Stead (Talking About O’Dwyer, 2000, etc.) takes a fellow New Zealander, short-story master Katherine Mansfield, as the protagonist of his listless tenth novel.
Not that the three years of Mansfield’s life covered here aren’t eventful: her beloved brother, Leslie Beauchamp, dies while giving grenade instruction to fellow soldiers in France; she spends a few days in the war zone making love with a French officer during one of the many low points in her ambivalent relationship with English literary man John (Jack) Middleton Murry; and the story closes in 1918 with her realization that she has TB, which the epilogue reminds us killed her five years later. But the focus is relentlessly inward; each chapter takes us inside the thoughts of a separate individual—Mansfield, Beauchamp, Murry, their friend Fred Goodyear (who also dies in the war), Frieda Lawrence, Dora Carrington—each one musing about their conflicted feelings in a way not nearly as interesting as the pioneering fiction of Mansfield herself or of Frieda’s husband. D.H. Lawrence is depicted at work during this period on Women in Love, based in part on his and Frieda’s charged friendship with Mansfield and Murry, but none of that novel’s stormy passion seeps into these pages. It’s all rather bloodless, right down to the parade of literary friends who make desultory appearances.

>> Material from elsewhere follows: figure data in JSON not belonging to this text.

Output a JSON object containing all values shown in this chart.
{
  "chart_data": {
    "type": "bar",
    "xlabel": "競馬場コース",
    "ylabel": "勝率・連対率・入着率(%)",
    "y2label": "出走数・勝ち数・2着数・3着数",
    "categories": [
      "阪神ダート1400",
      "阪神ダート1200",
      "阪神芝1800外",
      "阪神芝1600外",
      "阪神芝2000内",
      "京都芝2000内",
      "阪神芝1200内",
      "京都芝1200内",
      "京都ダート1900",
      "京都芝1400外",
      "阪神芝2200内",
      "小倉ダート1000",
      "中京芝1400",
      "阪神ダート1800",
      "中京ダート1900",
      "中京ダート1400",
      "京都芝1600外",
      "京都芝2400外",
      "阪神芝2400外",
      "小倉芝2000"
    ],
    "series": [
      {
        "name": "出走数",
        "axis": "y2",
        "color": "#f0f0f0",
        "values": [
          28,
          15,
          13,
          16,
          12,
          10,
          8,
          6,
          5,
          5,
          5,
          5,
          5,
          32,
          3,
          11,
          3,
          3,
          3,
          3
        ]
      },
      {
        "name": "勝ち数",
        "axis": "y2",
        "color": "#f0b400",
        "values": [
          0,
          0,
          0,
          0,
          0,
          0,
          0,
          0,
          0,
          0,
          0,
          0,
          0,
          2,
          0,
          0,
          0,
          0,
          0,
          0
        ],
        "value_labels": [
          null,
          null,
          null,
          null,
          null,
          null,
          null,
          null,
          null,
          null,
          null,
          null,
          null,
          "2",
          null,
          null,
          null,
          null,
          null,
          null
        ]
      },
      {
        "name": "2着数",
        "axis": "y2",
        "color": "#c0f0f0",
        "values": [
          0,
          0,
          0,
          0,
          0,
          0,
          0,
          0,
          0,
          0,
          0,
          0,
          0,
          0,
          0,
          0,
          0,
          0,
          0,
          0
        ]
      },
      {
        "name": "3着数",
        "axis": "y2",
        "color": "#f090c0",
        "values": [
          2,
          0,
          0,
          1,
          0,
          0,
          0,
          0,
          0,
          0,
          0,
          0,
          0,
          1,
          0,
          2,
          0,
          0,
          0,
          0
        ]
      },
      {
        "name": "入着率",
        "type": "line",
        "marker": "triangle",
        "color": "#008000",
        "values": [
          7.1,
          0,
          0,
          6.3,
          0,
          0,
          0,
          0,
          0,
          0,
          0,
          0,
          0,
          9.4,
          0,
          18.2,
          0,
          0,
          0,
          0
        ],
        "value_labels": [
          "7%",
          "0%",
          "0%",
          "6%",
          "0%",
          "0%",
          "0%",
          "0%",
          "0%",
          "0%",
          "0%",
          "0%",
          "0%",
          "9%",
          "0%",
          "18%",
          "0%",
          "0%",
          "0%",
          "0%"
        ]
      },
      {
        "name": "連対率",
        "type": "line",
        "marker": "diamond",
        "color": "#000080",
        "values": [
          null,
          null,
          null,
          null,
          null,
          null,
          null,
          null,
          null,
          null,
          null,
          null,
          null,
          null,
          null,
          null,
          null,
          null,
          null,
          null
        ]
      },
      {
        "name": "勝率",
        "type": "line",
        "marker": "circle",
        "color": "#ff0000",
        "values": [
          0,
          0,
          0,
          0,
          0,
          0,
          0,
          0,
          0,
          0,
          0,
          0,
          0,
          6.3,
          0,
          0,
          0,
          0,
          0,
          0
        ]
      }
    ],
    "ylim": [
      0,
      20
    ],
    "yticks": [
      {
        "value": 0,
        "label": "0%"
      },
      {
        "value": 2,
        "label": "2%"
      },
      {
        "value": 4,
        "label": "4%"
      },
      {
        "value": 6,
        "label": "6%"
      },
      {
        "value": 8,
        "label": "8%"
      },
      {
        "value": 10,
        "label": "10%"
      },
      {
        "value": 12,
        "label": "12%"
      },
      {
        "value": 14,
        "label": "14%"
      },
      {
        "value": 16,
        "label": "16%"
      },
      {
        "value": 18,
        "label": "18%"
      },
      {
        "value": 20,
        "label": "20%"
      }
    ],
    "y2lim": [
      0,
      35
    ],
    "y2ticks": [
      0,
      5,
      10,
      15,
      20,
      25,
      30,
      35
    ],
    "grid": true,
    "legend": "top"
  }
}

T.S. Eliot, Aldous Huxley and Lytton Strachey are no more than sketches drawn from the ample shelf of books on this overstudied crowd; even “Bertie” Russell’s mildly amorous pursuit of Mansfield is . . . mild. Stead does manage a few sharp passages on Mansfield’s work, as she thinks over the urgings of Goodyear and D.H. Lawrence to move beyond being “too smart at the expense of common mortals” and concludes, “better honest about what I see around me . . . than a gypsy violinist playing oh so feelingly off the note.” That’s not enough of a revelation to redeem an excessively low-key narrative.
Relies too much on its characters’ famous names to hold the reader’s attention.